Abstract

This paper contributes to the emerging area of e-service strategy in the context of business-to-business (B2B) e-marketplaces, which we view as Internet-based service delivery systems that link sellers’ offerings to buyers. Although a myriad of new B2B e-marketplaces were launched over the past decade, a substantial number failed shortly after the peak of the NASDAQ in 2000. The bursting of the Internet bubble provides a setting for assessing salient, theory-based determinants of failure—and success. Accordingly, we apply a service operations strategy lens and complementary organizational theories to explain how three strategic factors—industrial sector characteristics, ownership structure, and functionality of service offering—may have influenced B2B e-marketplaces’ odds of survival after the bubble.

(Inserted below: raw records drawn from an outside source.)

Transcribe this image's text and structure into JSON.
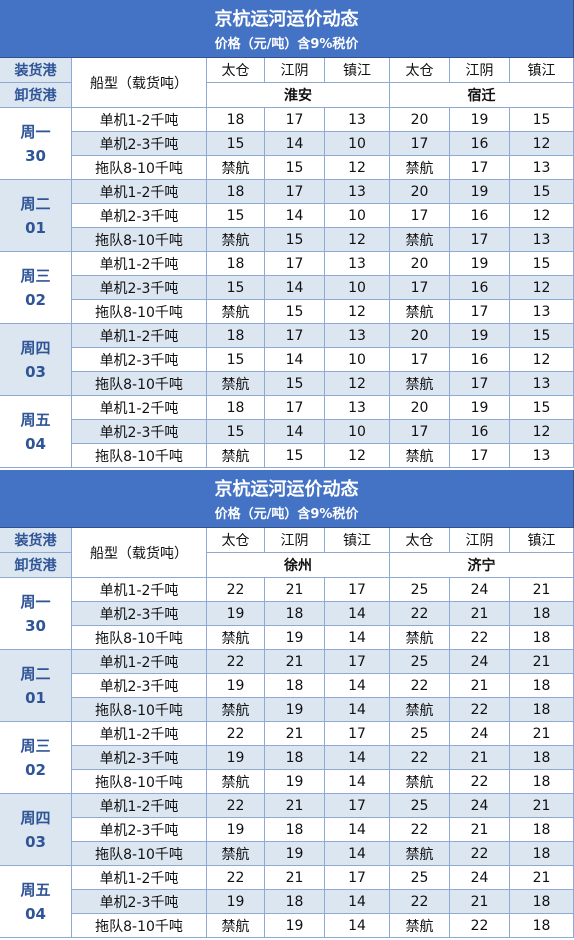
{
  "tables": [
    {
      "title": "京杭运河运价动态",
      "subtitle": "价格（元/吨）含9%税价",
      "load_label": "装货港",
      "unload_label": "卸货港",
      "ship_header": "船型（载货吨）",
      "ports": [
        "太仓",
        "江阴",
        "镇江",
        "太仓",
        "江阴",
        "镇江"
      ],
      "destinations": [
        "淮安",
        "宿迁"
      ],
      "days": [
        {
          "day": "周一",
          "date": "30",
          "rows": [
            {
              "ship": "单机1-2千吨",
              "prices": [
                "18",
                "17",
                "13",
                "20",
                "19",
                "15"
              ]
            },
            {
              "ship": "单机2-3千吨",
              "prices": [
                "15",
                "14",
                "10",
                "17",
                "16",
                "12"
              ]
            },
            {
              "ship": "拖队8-10千吨",
              "prices": [
                "禁航",
                "15",
                "12",
                "禁航",
                "17",
                "13"
              ]
            }
          ]
        },
        {
          "day": "周二",
          "date": "01",
          "rows": [
            {
              "ship": "单机1-2千吨",
              "prices": [
                "18",
                "17",
                "13",
                "20",
                "19",
                "15"
              ]
            },
            {
              "ship": "单机2-3千吨",
              "prices": [
                "15",
                "14",
                "10",
                "17",
                "16",
                "12"
              ]
            },
            {
              "ship": "拖队8-10千吨",
              "prices": [
                "禁航",
                "15",
                "12",
                "禁航",
                "17",
                "13"
              ]
            }
          ]
        },
        {
          "day": "周三",
          "date": "02",
          "rows": [
            {
              "ship": "单机1-2千吨",
              "prices": [
                "18",
                "17",
                "13",
                "20",
                "19",
                "15"
              ]
            },
            {
              "ship": "单机2-3千吨",
              "prices": [
                "15",
                "14",
                "10",
                "17",
                "16",
                "12"
              ]
            },
            {
              "ship": "拖队8-10千吨",
              "prices": [
                "禁航",
                "15",
                "12",
                "禁航",
                "17",
                "13"
              ]
            }
          ]
        },
        {
          "day": "周四",
          "date": "03",
          "rows": [
            {
              "ship": "单机1-2千吨",
              "prices": [
                "18",
                "17",
                "13",
                "20",
                "19",
                "15"
              ]
            },
            {
              "ship": "单机2-3千吨",
              "prices": [
                "15",
                "14",
                "10",
                "17",
                "16",
                "12"
              ]
            },
            {
              "ship": "拖队8-10千吨",
              "prices": [
                "禁航",
                "15",
                "12",
                "禁航",
                "17",
                "13"
              ]
            }
          ]
        },
        {
          "day": "周五",
          "date": "04",
          "rows": [
            {
              "ship": "单机1-2千吨",
              "prices": [
                "18",
                "17",
                "13",
                "20",
                "19",
                "15"
              ]
            },
            {
              "ship": "单机2-3千吨",
              "prices": [
                "15",
                "14",
                "10",
                "17",
                "16",
                "12"
              ]
            },
            {
              "ship": "拖队8-10千吨",
              "prices": [
                "禁航",
                "15",
                "12",
                "禁航",
                "17",
                "13"
              ]
            }
          ]
        }
      ]
    },
    {
      "title": "京杭运河运价动态",
      "subtitle": "价格（元/吨）含9%税价",
      "load_label": "装货港",
      "unload_label": "卸货港",
      "ship_header": "船型（载货吨）",
      "ports": [
        "太仓",
        "江阴",
        "镇江",
        "太仓",
        "江阴",
        "镇江"
      ],
      "destinations": [
        "徐州",
        "济宁"
      ],
      "days": [
        {
          "day": "周一",
          "date": "30",
          "rows": [
            {
              "ship": "单机1-2千吨",
              "prices": [
                "22",
                "21",
                "17",
                "25",
                "24",
                "21"
              ]
            },
            {
              "ship": "单机2-3千吨",
              "prices": [
                "19",
                "18",
                "14",
                "22",
                "21",
                "18"
              ]
            },
            {
              "ship": "拖队8-10千吨",
              "prices": [
                "禁航",
                "19",
                "14",
                "禁航",
                "22",
                "18"
              ]
            }
          ]
        },
        {
          "day": "周二",
          "date": "01",
          "rows": [
            {
              "ship": "单机1-2千吨",
              "prices": [
                "22",
                "21",
                "17",
                "25",
                "24",
                "21"
              ]
            },
            {
              "ship": "单机2-3千吨",
              "prices": [
                "19",
                "18",
                "14",
                "22",
                "21",
                "18"
              ]
            },
            {
              "ship": "拖队8-10千吨",
              "prices": [
                "禁航",
                "19",
                "14",
                "禁航",
                "22",
                "18"
              ]
            }
          ]
        },
        {
          "day": "周三",
          "date": "02",
          "rows": [
            {
              "ship": "单机1-2千吨",
              "prices": [
                "22",
                "21",
                "17",
                "25",
                "24",
                "21"
              ]
            },
            {
              "ship": "单机2-3千吨",
              "prices": [
                "19",
                "18",
                "14",
                "22",
                "21",
                "18"
              ]
            },
            {
              "ship": "拖队8-10千吨",
              "prices": [
                "禁航",
                "19",
                "14",
                "禁航",
                "22",
                "18"
              ]
            }
          ]
        },
        {
          "day": "周四",
          "date": "03",
          "rows": [
            {
              "ship": "单机1-2千吨",
              "prices": [
                "22",
                "21",
                "17",
                "25",
                "24",
                "21"
              ]
            },
            {
              "ship": "单机2-3千吨",
              "prices": [
                "19",
                "18",
                "14",
                "22",
                "21",
                "18"
              ]
            },
            {
              "ship": "拖队8-10千吨",
              "prices": [
                "禁航",
                "19",
                "14",
                "禁航",
                "22",
                "18"
              ]
            }
          ]
        },
        {
          "day": "周五",
          "date": "04",
          "rows": [
            {
              "ship": "单机1-2千吨",
              "prices": [
                "22",
                "21",
                "17",
                "25",
                "24",
                "21"
              ]
            },
            {
              "ship": "单机2-3千吨",
              "prices": [
                "19",
                "18",
                "14",
                "22",
                "21",
                "18"
              ]
            },
            {
              "ship": "拖队8-10千吨",
              "prices": [
                "禁航",
                "19",
                "14",
                "禁航",
                "22",
                "18"
              ]
            }
          ]
        }
      ]
    }
  ]
}
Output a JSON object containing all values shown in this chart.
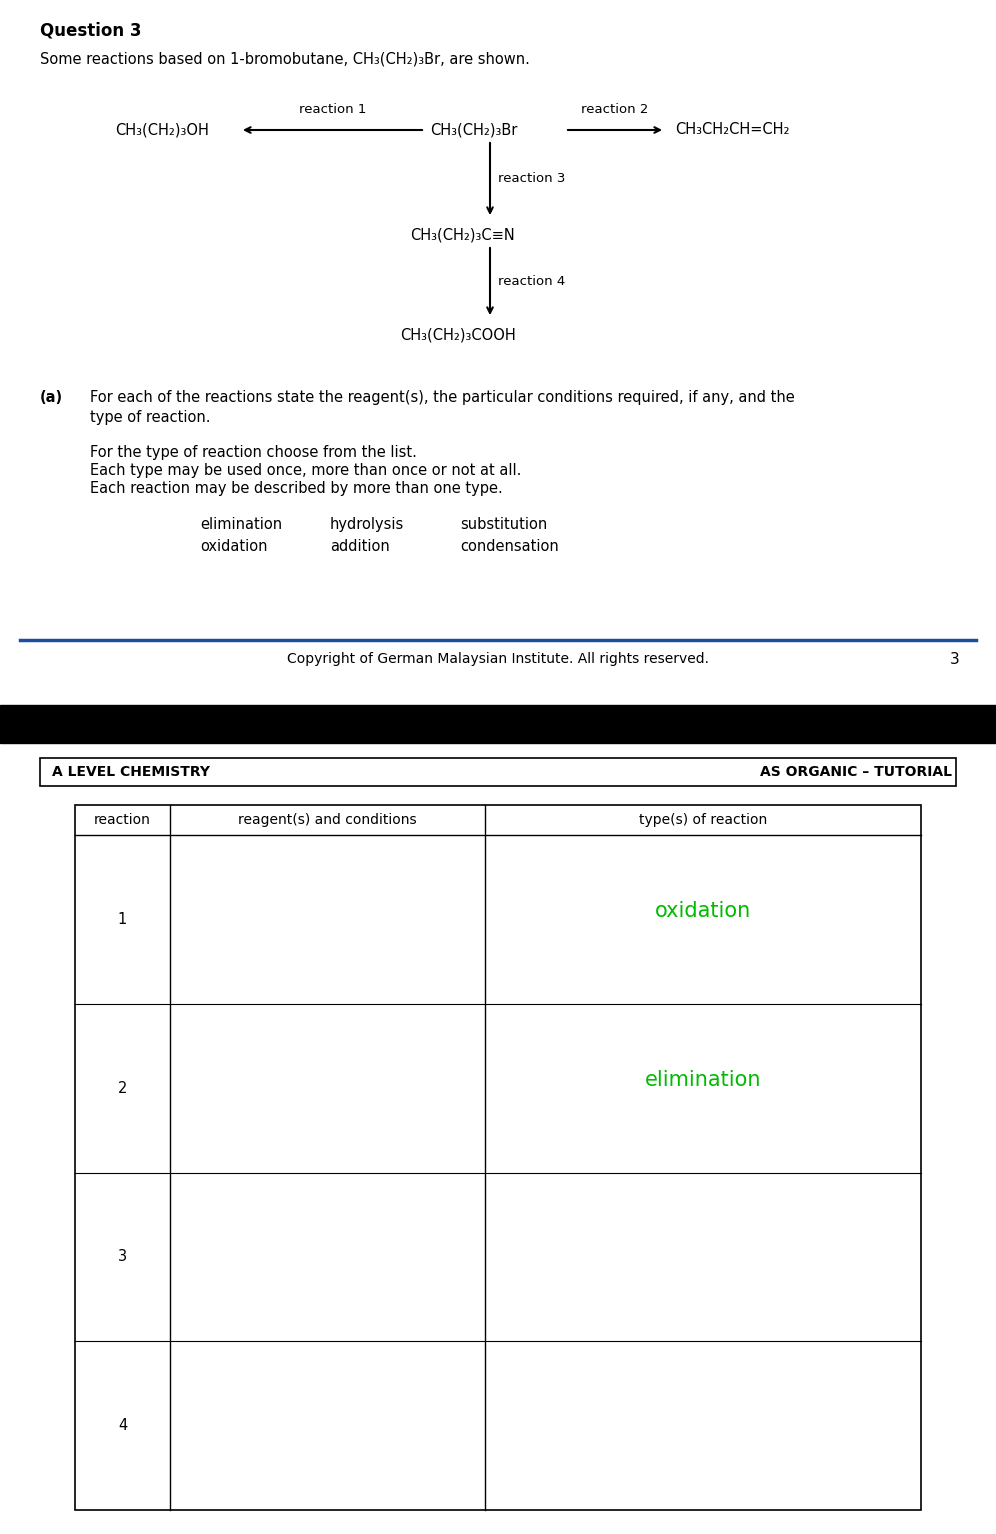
{
  "page_bg": "#ffffff",
  "question_title": "Question 3",
  "intro_text": "Some reactions based on 1-bromobutane, CH₃(CH₂)₃Br, are shown.",
  "compound_center": "CH₃(CH₂)₃Br",
  "compound_left": "CH₃(CH₂)₃OH",
  "compound_right": "CH₃CH₂CH=CH₂",
  "compound_down1": "CH₃(CH₂)₃C≡N",
  "compound_down2": "CH₃(CH₂)₃COOH",
  "reaction1_label": "reaction 1",
  "reaction2_label": "reaction 2",
  "reaction3_label": "reaction 3",
  "reaction4_label": "reaction 4",
  "part_a_bold": "(a)",
  "part_a_line1": "For each of the reactions state the reagent(s), the particular conditions required, if any, and the",
  "part_a_line2": "type of reaction.",
  "for_type_lines": [
    "For the type of reaction choose from the list.",
    "Each type may be used once, more than once or not at all.",
    "Each reaction may be described by more than one type."
  ],
  "reaction_types_row1": [
    "elimination",
    "hydrolysis",
    "substitution"
  ],
  "reaction_types_row2": [
    "oxidation",
    "addition",
    "condensation"
  ],
  "copyright_text": "Copyright of German Malaysian Institute. All rights reserved.",
  "page_number": "3",
  "header_left": "A LEVEL CHEMISTRY",
  "header_right": "AS ORGANIC – TUTORIAL",
  "table_headers": [
    "reaction",
    "reagent(s) and conditions",
    "type(s) of reaction"
  ],
  "table_rows": [
    "1",
    "2",
    "3",
    "4"
  ],
  "handwritten_row1": "oxidation",
  "handwritten_row2": "elimination",
  "handwritten_color": "#00bb00"
}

We empirically test these factors using logistic regression analysis on a sample of 854 B2B e-marketplaces. Consistent with emerging e-services literature, our empirical results indicate that B2B e-marketplaces serving industrial sectors that are a better fit with the Internet service delivery systems—by high information dependence and low information tacitness—have the highest likelihood of success, as do e-marketplaces with service offerings that facilitate collaboration among multiple buyers and sellers. We also demonstrate the positive influence of consortium ownership structure on B2B e-marketplace survival, albeit not for first-mover consortia-backed e-marketplaces. Our findings contribute to the service operations strategy literature and provide direction for managers in the areas of e-service strategy and investment.